Roughly 400 Stony Brook University students will participate in a nationwide, federally-funded clinical trial studying the infection and transmission rate of COVID-19 among college-aged students vaccinated with the Moderna vaccine, officials announced Tuesday.
The Prevent COVID U study, conducted by the Seattle-based COVID-19 Prevention Network will enroll more than 12,000 students ages 18 to 26 years at 22 colleges across the U.S. that perform routine testing for the virus among their student population.
“The new trial will tell us whether a person can become infected after they’ve been vaccinated and if the vaccine will stop the virus from spreading person-to-person,” said Dr. Larry Corey, principal investigator of the Network’s operations program, and one of the study leaders.
“The answers to these questions have implications for public health and will allow us to make more science-based decisions about mask use and social distancing post-vaccination — especially when new variants are emerging,” Corey said.
Half of the study participants will be randomly selected to receive the vaccine immediately upon enrollment, while the other half will get the vaccine four months later. Throughout the study period, participants will complete a daily questionnaire, swab their nose daily for infection and provide periodic blood samples.
The first-of-its kind study, which is funded by the National Institute of Allergy and Infectious Diseases, is designed to determine, in a real-world setting, if the two-dose Moderna vaccine can prevent COVID-19 infection — including asymptomatic infection — and reduce transmission from vaccinated persons to their close contacts.
“By performing nose swabs daily for many weeks, we will be able to identify when people get infected, how high the viral titer is in their nose and for how long they are able to pass virus once infected,” said Sharon Nachman, a Stony Brook professor of pediatrics and principal investigator for the university’s arm of the trial.
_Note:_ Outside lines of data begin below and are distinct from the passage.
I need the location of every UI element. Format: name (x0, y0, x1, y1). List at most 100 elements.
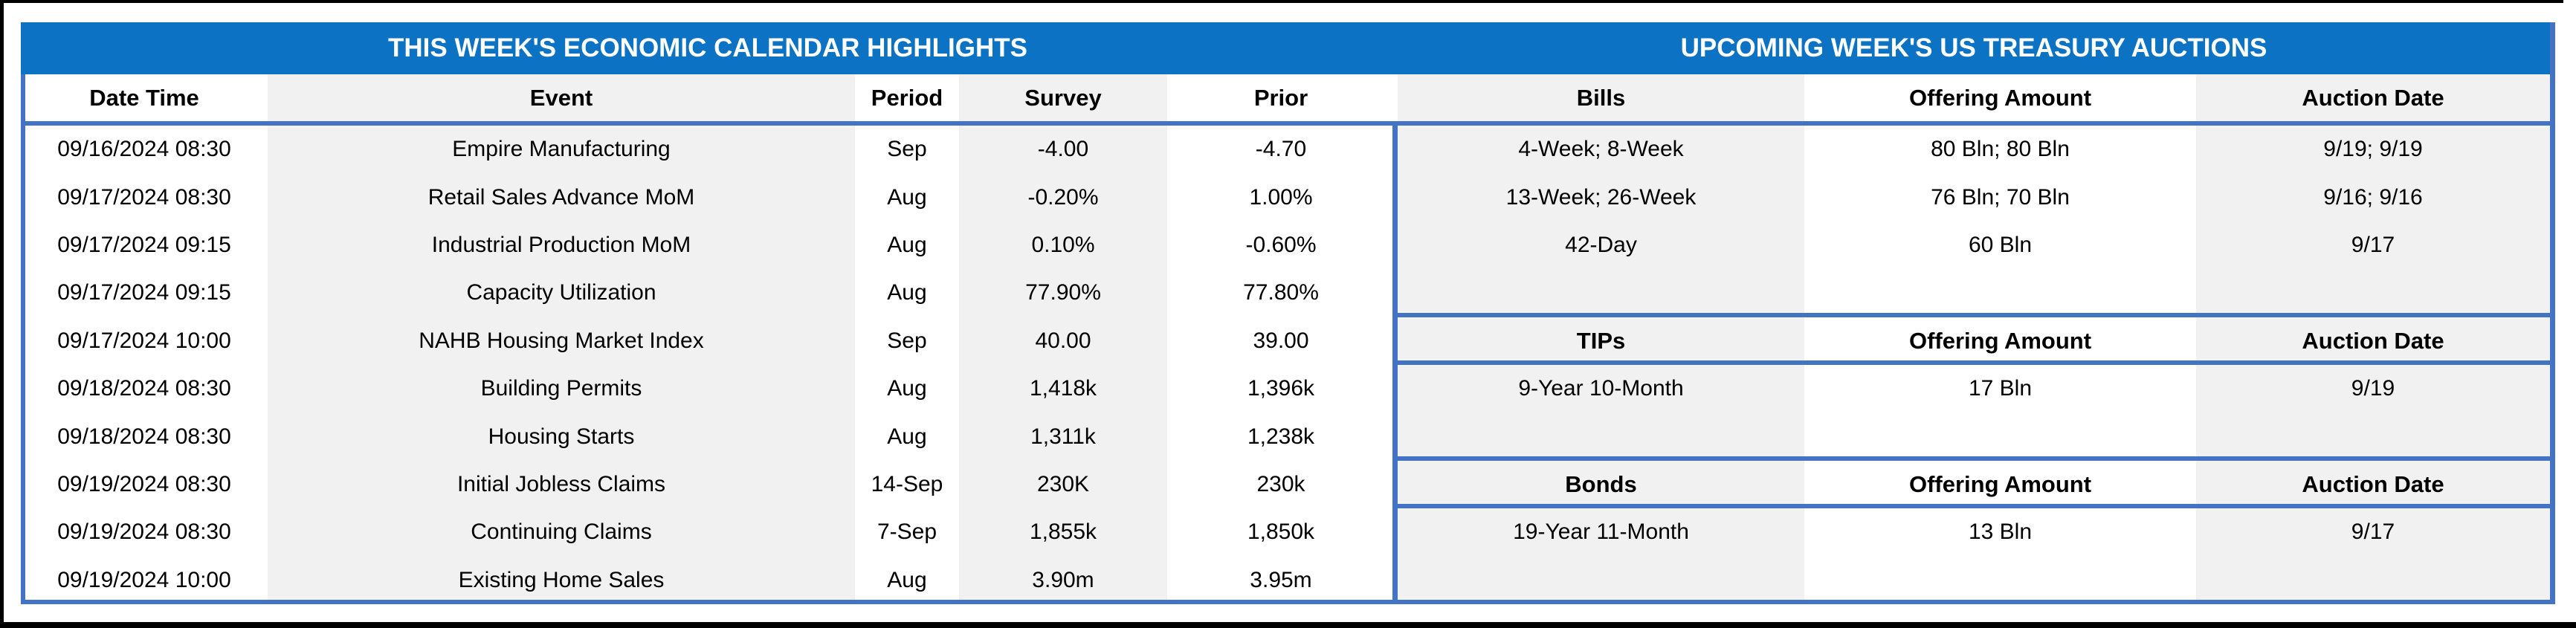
section-header-auction-date: Auction Date (2196, 317, 2550, 365)
section-header-tips: TIPs (1398, 317, 1804, 365)
bonds-header-bottom-line (1392, 504, 2555, 508)
cell-prior: 1,238k (1167, 412, 1395, 461)
cell-date-time: 09/19/2024 08:30 (21, 508, 268, 557)
cell-event: Capacity Utilization (268, 269, 855, 317)
table-border-left (21, 74, 25, 604)
cell-period: 7-Sep (855, 508, 959, 557)
cell-offering-amount (1804, 412, 2196, 461)
cell-auction-date: 9/16; 9/16 (2196, 173, 2550, 221)
cell-offering-amount (1804, 556, 2196, 604)
cell-period: Aug (855, 364, 959, 413)
cell-survey: 1,418k (959, 364, 1167, 413)
cell-event: Initial Jobless Claims (268, 460, 855, 509)
col-header-event: Event (268, 74, 855, 121)
cell-survey: -4.00 (959, 126, 1167, 174)
col-header-date-time: Date Time (21, 74, 268, 121)
table-border-bottom (21, 600, 2555, 604)
cell-bill-instrument (1398, 269, 1804, 317)
table-body: 09/16/2024 08:30 Empire Manufacturing Se… (21, 126, 2550, 604)
cell-prior: 1,850k (1167, 508, 1395, 557)
cell-date-time: 09/19/2024 10:00 (21, 556, 268, 604)
section-header-bonds: Bonds (1398, 460, 1804, 509)
cell-survey: 77.90% (959, 269, 1167, 317)
section-header-offering-amount: Offering Amount (1804, 460, 2196, 509)
cell-event: Continuing Claims (268, 508, 855, 557)
section-header-offering-amount: Offering Amount (1804, 317, 2196, 365)
cell-tips-instrument: 9-Year 10-Month (1398, 364, 1804, 413)
cell-auction-date: 9/19 (2196, 364, 2550, 413)
table-row: 09/18/2024 08:30 Housing Starts Aug 1,31… (21, 412, 2550, 461)
cell-bill-instrument: 4-Week; 8-Week (1398, 126, 1804, 174)
cell-prior: 77.80% (1167, 269, 1395, 317)
cell-survey: 1,855k (959, 508, 1167, 557)
cell-auction-date (2196, 556, 2550, 604)
cell-period: Sep (855, 317, 959, 365)
table-row: 09/17/2024 09:15 Capacity Utilization Au… (21, 269, 2550, 317)
header-separator-line (21, 121, 2555, 126)
calendar-title: THIS WEEK'S ECONOMIC CALENDAR HIGHLIGHTS (388, 33, 1027, 62)
cell-event: Housing Starts (268, 412, 855, 461)
cell-auction-date: 9/17 (2196, 221, 2550, 270)
cell-survey: 0.10% (959, 221, 1167, 270)
cell-date-time: 09/18/2024 08:30 (21, 412, 268, 461)
cell-period: Aug (855, 269, 959, 317)
bills-section-bottom-line (1392, 313, 2555, 317)
cell-date-time: 09/18/2024 08:30 (21, 364, 268, 413)
table-row: 09/19/2024 08:30 Initial Jobless Claims … (21, 460, 2550, 509)
table-row: 09/19/2024 08:30 Continuing Claims 7-Sep… (21, 508, 2550, 557)
cell-prior: -4.70 (1167, 126, 1395, 174)
col-header-auction-date: Auction Date (2196, 74, 2550, 121)
outer-frame-bottom (0, 622, 2576, 628)
table-row: 09/17/2024 08:30 Retail Sales Advance Mo… (21, 173, 2550, 221)
cell-event: Building Permits (268, 364, 855, 413)
cell-period: Aug (855, 221, 959, 270)
col-header-bills: Bills (1398, 74, 1804, 121)
cell-date-time: 09/17/2024 09:15 (21, 269, 268, 317)
col-header-survey: Survey (959, 74, 1167, 121)
cell-date-time: 09/16/2024 08:30 (21, 126, 268, 174)
cell-event: NAHB Housing Market Index (268, 317, 855, 365)
table-row: 09/17/2024 09:15 Industrial Production M… (21, 221, 2550, 270)
table-row: 09/16/2024 08:30 Empire Manufacturing Se… (21, 126, 2550, 174)
table-row: 09/18/2024 08:30 Building Permits Aug 1,… (21, 364, 2550, 413)
cell-survey: 40.00 (959, 317, 1167, 365)
cell-prior: 39.00 (1167, 317, 1395, 365)
cell-auction-date: 9/19; 9/19 (2196, 126, 2550, 174)
cell-period: Sep (855, 126, 959, 174)
report-content: THIS WEEK'S ECONOMIC CALENDAR HIGHLIGHTS… (21, 22, 2555, 604)
col-header-offering-amount: Offering Amount (1804, 74, 2196, 121)
cell-event: Empire Manufacturing (268, 126, 855, 174)
cell-prior: 1,396k (1167, 364, 1395, 413)
tips-section-bottom-line (1392, 456, 2555, 461)
col-header-period: Period (855, 74, 959, 121)
cell-auction-date (2196, 269, 2550, 317)
cell-bond-instrument: 19-Year 11-Month (1398, 508, 1804, 557)
table-row: 09/17/2024 10:00 NAHB Housing Market Ind… (21, 317, 2550, 365)
cell-tips-instrument (1398, 412, 1804, 461)
cell-offering-amount: 17 Bln (1804, 364, 2196, 413)
cell-period: 14-Sep (855, 460, 959, 509)
cell-offering-amount: 76 Bln; 70 Bln (1804, 173, 2196, 221)
auctions-title: UPCOMING WEEK'S US TREASURY AUCTIONS (1680, 33, 2267, 62)
cell-survey: -0.20% (959, 173, 1167, 221)
col-header-prior: Prior (1167, 74, 1395, 121)
cell-offering-amount: 80 Bln; 80 Bln (1804, 126, 2196, 174)
cell-bond-instrument (1398, 556, 1804, 604)
column-header-row: Date Time Event Period Survey Prior Bill… (21, 74, 2550, 121)
cell-period: Aug (855, 556, 959, 604)
cell-offering-amount: 60 Bln (1804, 221, 2196, 270)
cell-event: Industrial Production MoM (268, 221, 855, 270)
outer-frame-left (0, 0, 4, 628)
outer-frame-top (0, 0, 2563, 3)
cell-event: Existing Home Sales (268, 556, 855, 604)
cell-event: Retail Sales Advance MoM (268, 173, 855, 221)
cell-prior: 1.00% (1167, 173, 1395, 221)
cell-survey: 3.90m (959, 556, 1167, 604)
cell-prior: 230k (1167, 460, 1395, 509)
section-header-auction-date: Auction Date (2196, 460, 2550, 509)
table-gap (1395, 74, 1398, 121)
title-bar: THIS WEEK'S ECONOMIC CALENDAR HIGHLIGHTS… (21, 22, 2550, 74)
cell-auction-date: 9/17 (2196, 508, 2550, 557)
cell-survey: 230K (959, 460, 1167, 509)
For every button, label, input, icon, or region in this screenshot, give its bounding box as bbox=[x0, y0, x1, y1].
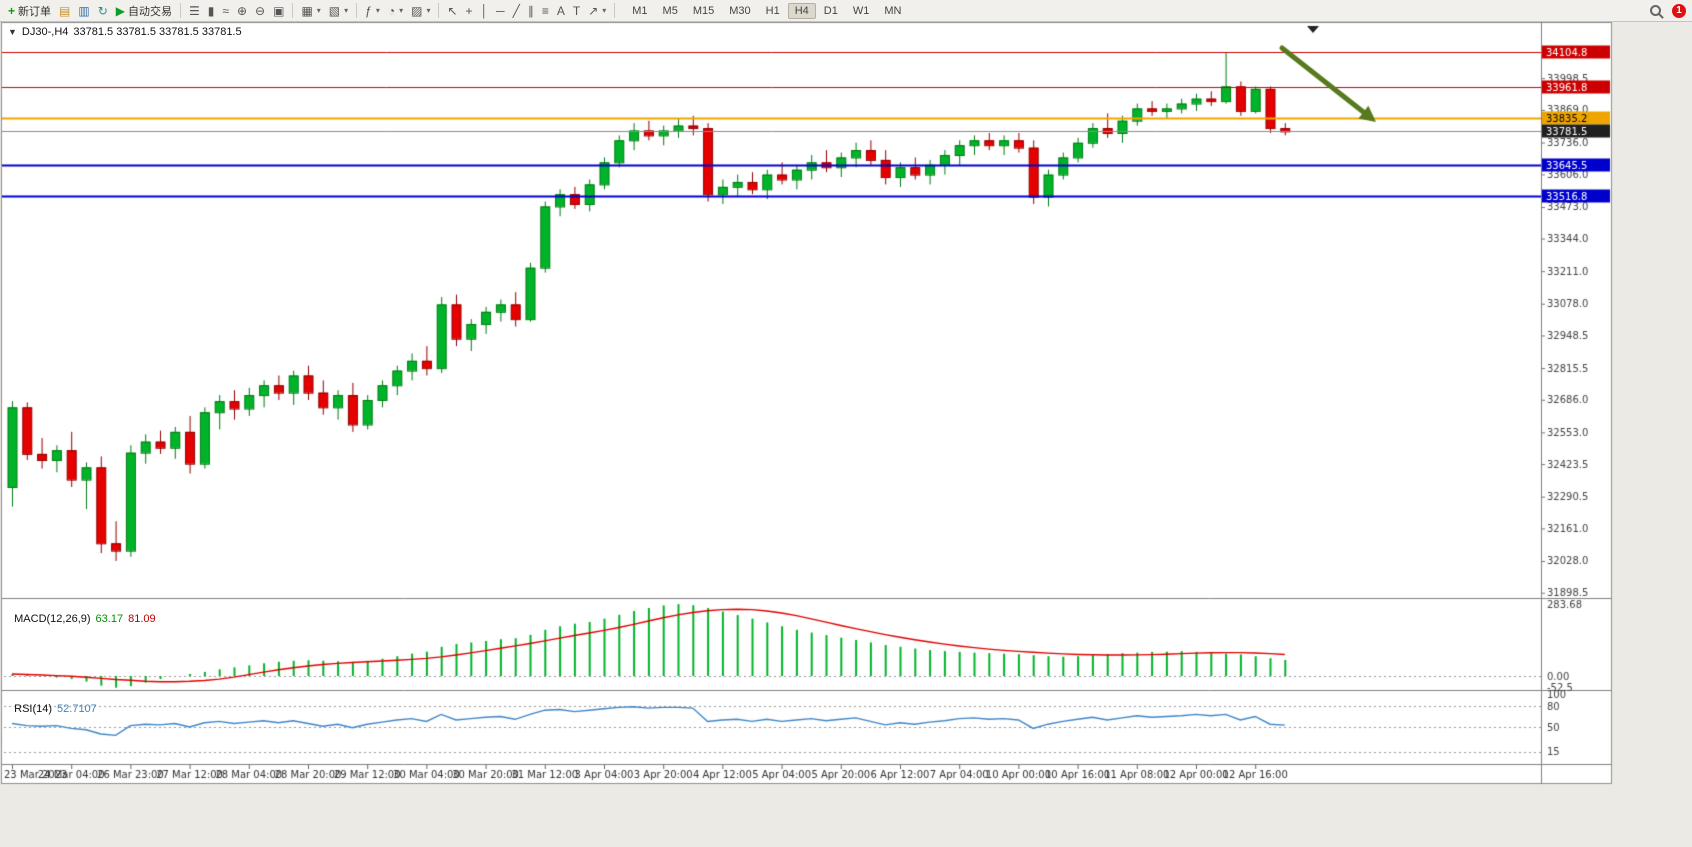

Prevent COVID U opened initial study sites March 25. Stony Brook students will be selected in the coming weeks.
In addition, about 25,500 individuals identified by participants as “close contacts” will also take part in the trial to test the vaccine’s effectiveness, answering weekly questionnaires, providing blood samples and taking daily swabs of their nose.
A high number of COVID-19 cases have been reported on college campuses.
A nationwide survey found that nearly 400,000 infections were counted at 1,800-plus universities after reopening in the fall of 2020. And from June to August of 2020, young people ages 20-29 accounted for more than 20% of all confirmed cases, data shows.
Kathryn Stephenson, one of the study chairs and an assistant professor of medicine at Harvard Medical School, said college campuses are a “perfect population” to determine if the vaccine is successful in preventing asymptomatic disease.
“That’s what young people generally have most often,” Stephenson said of asymptomatic transmission. “And these students are on university campuses in a situation where we know that transmission occurs.”